In order to explore the features of a material and to provide better materials for technological applications, an understanding of the electron transfer behavior is very important for developing electronic devices.

Graphene oxide (GO) and reduced graphene oxide (rGO) have been widely studied in recent years because of their promising applications as energy storage devices,^1–4 transistors^5,6 sensors,^7–10 and solar cells^11–13 and for photocatalytical and photoelectrochemical processes.^14–19 They are also relevant in the field of nanomedicine, for the degradation of estrogens²⁰ and as a material for cellular imaging and drug delivery.²¹

The possible chemical exfoliation routes allow the large-scale production of GO, which is advantageous with respect to the usual graphene production methods.^22–25

The conduction mechanism of GO is strongly dependent on its oxidation level; therefore, it can be considered as an insulator with tunable properties, or as a semiconductor, particularly in the case of rGO.^5,26 Its structure contains hydroxyl and epoxide functional groups on the top and bottom of the sheet and carboxyl and carbonyl groups on the edges.^5,24,26 The electronic properties of rGO are usually associated with the variable-range hopping (VRH) mechanism. However, due to the complexity of the rGO structure, some deviations from the VRH mechanism are found.

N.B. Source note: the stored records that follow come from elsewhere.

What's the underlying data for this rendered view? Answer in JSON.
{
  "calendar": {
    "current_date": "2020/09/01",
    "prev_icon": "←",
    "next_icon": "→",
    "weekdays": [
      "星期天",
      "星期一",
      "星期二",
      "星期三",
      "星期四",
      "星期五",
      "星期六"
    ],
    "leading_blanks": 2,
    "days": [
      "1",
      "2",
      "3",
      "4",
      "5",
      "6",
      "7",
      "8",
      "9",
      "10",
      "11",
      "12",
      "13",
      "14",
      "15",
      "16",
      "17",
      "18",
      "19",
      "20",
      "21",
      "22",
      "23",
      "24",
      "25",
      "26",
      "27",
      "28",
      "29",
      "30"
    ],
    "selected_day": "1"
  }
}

Titanium dioxide (TiO₂) is a semiconductor that has been widely studied for several years due to its interesting electrical and optical properties,^2,10,27–29 such as high refractive index, high dielectric constant, and excellent transmittance in the visible range.^27–31 These properties make TiO₂ an important material for optoelectronic devices such as gas sensors^10,27,29,30 and solar cells.^27,30,31

In this study, TiO₂ was incorporated into GO during the chemical exfoliation of graphite, via a modified Hummer's method. Hybrid thin films were produced and the effect of TiO₂ incorporation on GO was evaluated. TiO₂ can promote an enhancement in the reduction of GO to rGO, thus improving its electrical conductivity.

Recently, hybrid materials made of carbon-based materials, due to their inherent high thermal conductivity,^36–38 have been studied and developed for applications as electromagnetic wave absorbers.^32–35

Experimental

Synthesis of GO and GO + TiO₂

In order to evaluate the properties of GO, we added TiO₂ to the synthesis of GO via the modified Hummer's method.^39,40

In a beaker placed in a water bath at 5 °C, 1000 mg of graphite powder (Synth®) were mixed with 750 mg of sodium nitrate NaNO₃ (Aldrich) and 64 g of sulfuric acid H₂SO₄ (Vetec®). After 30 min of magnetic stirring, 4500 mg of potassium permanganate KMnO₄ (Aldrich®) were gradually added. The mixture was allowed to stir for 3 days, and then 100 mL of a 10% aqueous H₂SO₄ : H₂O solution were added and allowed to stir for 2 hours. Subsequently, 250 mL of a 10% aqueous solution of hydrogen peroxide H₂O₂ (Vetec®) were added and left to stir for 3 days to give a yellowish mass. The solution was filtered and the obtained product was dried in a vacuum oven for 24 h at 60 °C. The product was washed with 1 L of a 20% aqueous HCl solution (Vetec®), filtered, then washed with 1 L of deionized water and subsequently placed to dry in a vacuum oven for 24 hours at 60 °C. Finally graphene oxide (GO) was obtained as a powder.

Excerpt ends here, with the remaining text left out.